The Great Salt Lake appears to have started its annual winter gains early after a rainy October, but the leader of the state agency tasked with its recovery says the lake is still much lower than it should be after another rough summer.
Its southern arm is currently at 4,191.3 feet elevation — a few inches above the lowest point recorded this year — while its northern arm remains at 4,190.8 feet elevation, according to the U.S. Geological Survey. That puts both arms approximately 1 foot below where they were this time last year, and among some of their lowest levels at the end of an irrigation season on record.
“That’s obviously lower than we’d like to see it, and that’s something that gives us all pause — and something that gives us motivation to work even harder to get things running on the Great Salt Lake,” said Brian Steed, Utah’s Great Salt Lake commissioner, in an update about lake conditions with reporters on Thursday.
The good news, he adds, is that lake salinity levels remain healthy, which is good for its ecosystem. Additionally, last month’s exceptionally high rain totals helped the lake make its winter gains a few weeks earlier than anticipated.
Last month was Salt Lake City’s wettest October on record, and it was Salt Lake and Davis counties’ ninth-wettest since 1895, according to new federal climate data released this week. Areas surrounding the lake had the highest average totals in the state, leading to other counties within its basin posting totals that were also well above normal.
This not only boosted lake elevations early but also drastically improved soil moisture levels after a lousy 2025 water year. Utah posted its 11th-driest water year on record, and counties surrounding the lake all collected totals that were well below normal.
Statewide soil moisture levels in the mountains reached 55% saturation by the third week of October, about 10 percentage points above the median average for mid- to-late October, according to Utah Natural Resources Conservation Service data. This month has been mostly drier and warmer than average, but statewide mountain soil moisture levels have remained above the median average for November.
This sets the Great Salt Lake basin up for a better snowpack runoff in the spring, where the lake makes most of its gains before the next cycle of irrigation and summer evaporation losses.

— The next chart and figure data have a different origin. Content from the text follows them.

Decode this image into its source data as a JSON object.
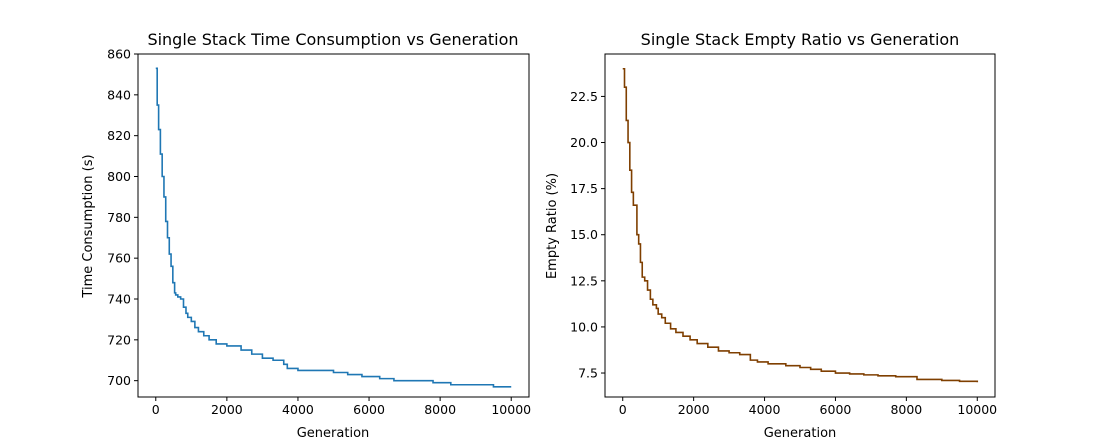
{
  "chart_data": [
    {
      "type": "line",
      "title": "Single Stack Time Consumption vs Generation",
      "xlabel": "Generation",
      "ylabel": "Time Consumption (s)",
      "xlim": [
        -500,
        10500
      ],
      "ylim": [
        692,
        860
      ],
      "xticks": [
        0,
        2000,
        4000,
        6000,
        8000,
        10000
      ],
      "xtick_labels": [
        "0",
        "2000",
        "4000",
        "6000",
        "8000",
        "10000"
      ],
      "yticks": [
        700,
        720,
        740,
        760,
        780,
        800,
        820,
        840,
        860
      ],
      "ytick_labels": [
        "700",
        "720",
        "740",
        "760",
        "780",
        "800",
        "820",
        "840",
        "860"
      ],
      "grid": false,
      "series": [
        {
          "color": "#1f77b4",
          "step": true,
          "x": [
            0,
            40,
            80,
            130,
            180,
            230,
            280,
            330,
            380,
            430,
            480,
            530,
            560,
            620,
            700,
            780,
            850,
            900,
            1000,
            1100,
            1200,
            1350,
            1500,
            1700,
            2000,
            2400,
            2700,
            3000,
            3300,
            3600,
            3700,
            4000,
            4500,
            5000,
            5400,
            5800,
            6300,
            6700,
            7300,
            7800,
            8300,
            9000,
            9500,
            10000
          ],
          "y": [
            853,
            835,
            823,
            811,
            800,
            790,
            778,
            770,
            762,
            756,
            748,
            743,
            742,
            741,
            740,
            736,
            733,
            731,
            729,
            726,
            724,
            722,
            720,
            718,
            717,
            715,
            713,
            711,
            710,
            708,
            706,
            705,
            705,
            704,
            703,
            702,
            701,
            700,
            700,
            699,
            698,
            698,
            697,
            697
          ]
        }
      ]
    },
    {
      "type": "line",
      "title": "Single Stack Empty Ratio vs Generation",
      "xlabel": "Generation",
      "ylabel": "Empty Ratio (%)",
      "xlim": [
        -500,
        10500
      ],
      "ylim": [
        6.2,
        24.8
      ],
      "xticks": [
        0,
        2000,
        4000,
        6000,
        8000,
        10000
      ],
      "xtick_labels": [
        "0",
        "2000",
        "4000",
        "6000",
        "8000",
        "10000"
      ],
      "yticks": [
        7.5,
        10.0,
        12.5,
        15.0,
        17.5,
        20.0,
        22.5
      ],
      "ytick_labels": [
        "7.5",
        "10.0",
        "12.5",
        "15.0",
        "17.5",
        "20.0",
        "22.5"
      ],
      "grid": false,
      "series": [
        {
          "color": "#7f3f00",
          "step": true,
          "x": [
            0,
            50,
            100,
            150,
            200,
            250,
            300,
            400,
            450,
            500,
            550,
            620,
            700,
            780,
            850,
            950,
            1000,
            1100,
            1200,
            1350,
            1500,
            1700,
            1900,
            2100,
            2400,
            2700,
            3000,
            3300,
            3600,
            3800,
            4100,
            4600,
            5000,
            5300,
            5600,
            6000,
            6400,
            6800,
            7200,
            7700,
            8300,
            9000,
            9500,
            10000
          ],
          "y": [
            24.0,
            23.0,
            21.2,
            20.0,
            18.5,
            17.3,
            16.6,
            15.0,
            14.5,
            13.5,
            12.7,
            12.5,
            12.0,
            11.5,
            11.2,
            11.0,
            10.7,
            10.5,
            10.2,
            9.9,
            9.7,
            9.5,
            9.3,
            9.1,
            8.9,
            8.7,
            8.6,
            8.5,
            8.2,
            8.1,
            8.0,
            7.9,
            7.8,
            7.7,
            7.6,
            7.5,
            7.45,
            7.4,
            7.35,
            7.3,
            7.15,
            7.1,
            7.05,
            7.0
          ]
        }
      ]
    }
  ]
}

“Soil moisture content is something we watch very closely because it’s a good predictor for how good the runoffs will happen next year,” Steed said. “We have healthy soil moisture throughout the Great Salt Lake basin — in some areas as much as the top 90th percentile — and that’s a really good place to be.”
What will winter bring?
Of course, good soil moisture is only part of the spring runoff equation, and the Office of the Great Salt Lake Commissioner hopes that this winter delivers another strong winter for the basin.
Another La Niña oceanic pattern has set up for this winter, which doesn’t mean much for Utah. The state’s record-setting snowpack in 2023 came during a La Niña winter, but the pattern has also produced some of the state’s worst snowpack collections in recent memory — and many in between.
The National Weather Service’s Climate Prediction Center gives northern Utah slightly higher odds for above-normal precipitation in December, according to a new long-range forecast released on Thursday. The region is listed as having “equal chances” for both temperature and precipitation for the first three months of 2026, meaning there’s no clear signal for wetter or drier conditions yet.
Steed says he’s been monitoring the long-range forecasts closely, noting that the lake needs a “really, really big winter” to avoid being in its current position, where more microbolites and lakebed are exposed for the first time since that record snowpack.
“If you look at those predictions, they’ve kind of been all over the place,” he said. “If we can have that (October) trend continue, that would be great.”
Ongoing threats
Another half-foot of water is needed for the microbolites now, but the lake’s southern arm remains nearly 7 feet below its minimum healthy level. Steed adds that it’s why the state has no plans to stop pushing for conservation efforts, including ways to reduce consumption of the lake’s tributaries, so the lake can make a full recovery.
His update came two days after a new state audit noted that the drying of the lake is a concern for Utah’s air quality. New research this year has also pinpointed air quality concerns tied to low lake levels, including health challenges tied to dust exposure.
Students even staged a rally at the state Capitol on Wednesday in support of more funding for lake solutions.
“The Great Salt Lake isn’t just our city’s namesake; it isn’t just a tourist attraction,” said Neve Chamberlain, a Utah teen who helped organize the event. “It’s the difference between spending a life in the mountains or in a hospital.”